Potential applications of cardiac computed tomography in visualising the entire spectrum of cardiovascular disease induced by cancer treatments. Coro CTA: (a, c) baseline and postcontrast scans for morphological evaluation of aortic valve with calcium quantification by Agatston score; (b) MPR-curved and 3D volume in calcific atheromasia of LAD (left anterior descendent); (d) Angio-CT: extensive aortic vascular disease in patients monitored in the long term after chemotherapy (tyrosine kinase inhibitors).

Fig. 8

Detection of CTRCD (cancer treatment-related cardiac dysfunction) using non-invasive imaging. The progress of CTRCD can be divided into three phases: early, intermediate and late.
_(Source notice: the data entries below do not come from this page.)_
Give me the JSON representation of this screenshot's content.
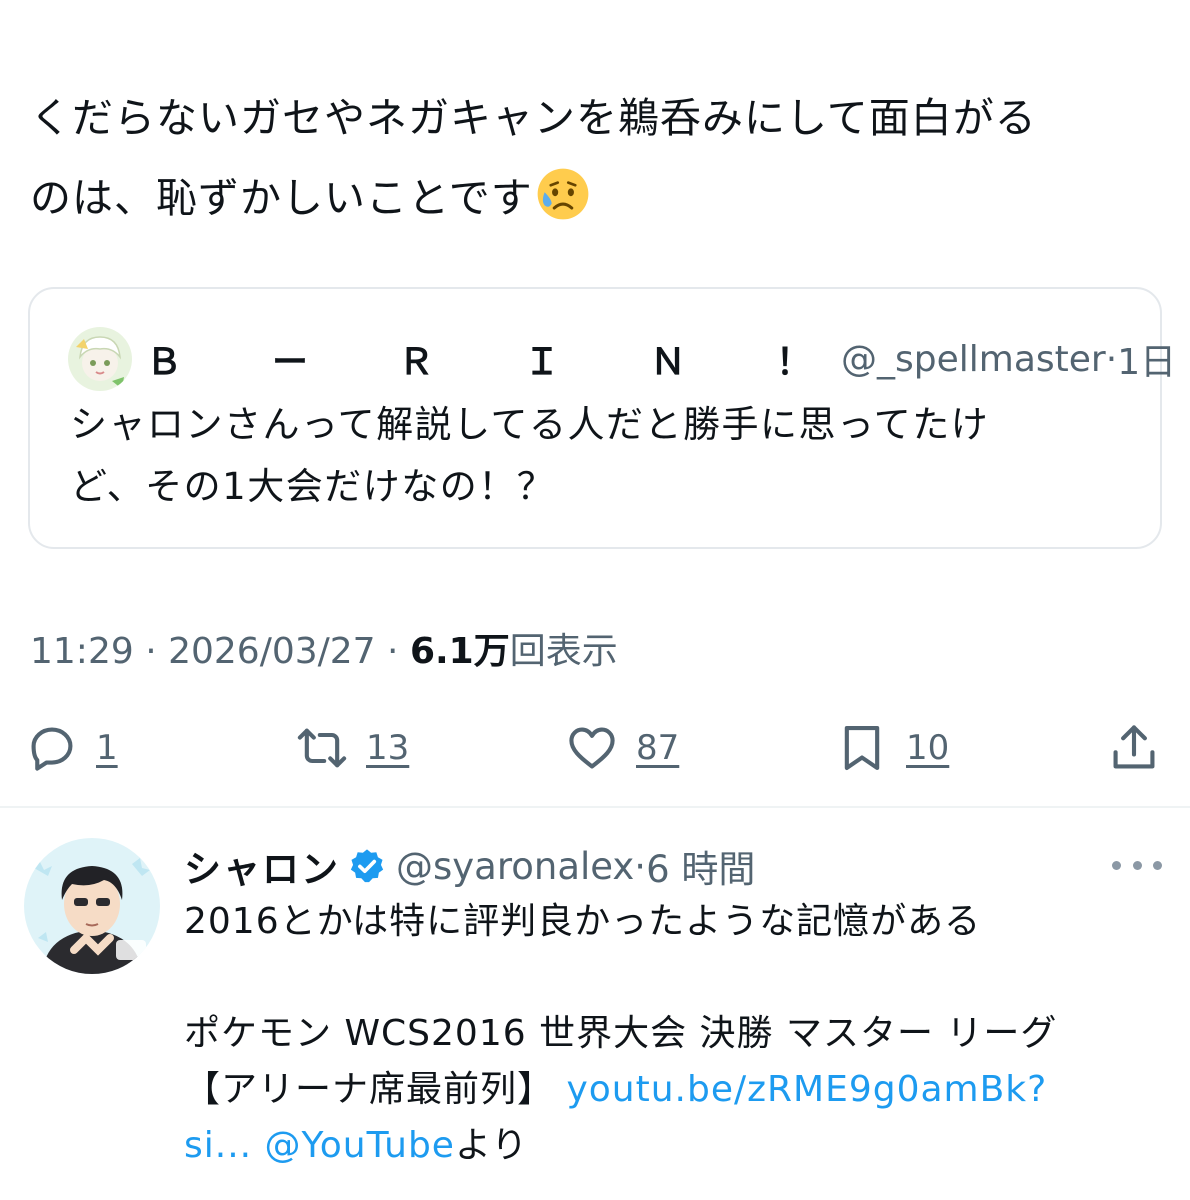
{
  "tweet": {
    "text_line1": "くだらないガセやネガキャンを鵜呑みにして面白がる",
    "text_line2": "のは、恥ずかしいことです",
    "emoji": "sad-but-relieved-face"
  },
  "quote": {
    "name": "Ｂ　ー　Ｒ　Ｉ　Ｎ　！",
    "handle": "@_spellmaster",
    "separator": " · ",
    "time": "1日",
    "line1": "シャロンさんって解説してる人だと勝手に思ってたけ",
    "line2": "ど、その1大会だけなの！？"
  },
  "meta": {
    "time": "11:29",
    "sep1": " · ",
    "date": "2026/03/27",
    "sep2": " · ",
    "views": "6.1万",
    "views_label": "回表示"
  },
  "actions": {
    "reply_count": "1",
    "retweet_count": "13",
    "like_count": "87",
    "bookmark_count": "10",
    "icons": [
      "reply-icon",
      "retweet-icon",
      "like-icon",
      "bookmark-icon",
      "share-icon"
    ]
  },
  "reply": {
    "name": "シャロン",
    "handle": "@syaronalex",
    "separator": " · ",
    "time": "6 時間",
    "line1": "2016とかは特に評判良かったような記憶がある",
    "line2": "ポケモン WCS2016 世界大会 決勝 マスター リーグ",
    "line3_text": "【アリーナ席最前列】 ",
    "line3_link": "youtu.be/zRME9g0amBk?",
    "line4_link1": "si...",
    "line4_space": " ",
    "line4_link2": "@YouTube",
    "line4_suffix": "より"
  },
  "colors": {
    "text": "#0f1419",
    "muted": "#536471",
    "link": "#1d9bf0",
    "border": "#e4e8ec"
  }
}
The early phase is characterised by perfusion and mitochondrial dysfunction; in this phase, CMR allows Tissue characterisation for oedema and fibrosis (especially T1 and T2 mapping) and perfusion CMR (Rest/Stress) for microvascular dysfunction. The intermediate phase exhibits a metabolic dysfunction, with impaired diastolic and strain parameters, that can be practically evaluated with Echo and CMR techniques. In the late stage, reduced LVEF represents only the tip of the iceberg and is correlated to consolidated tissue damage.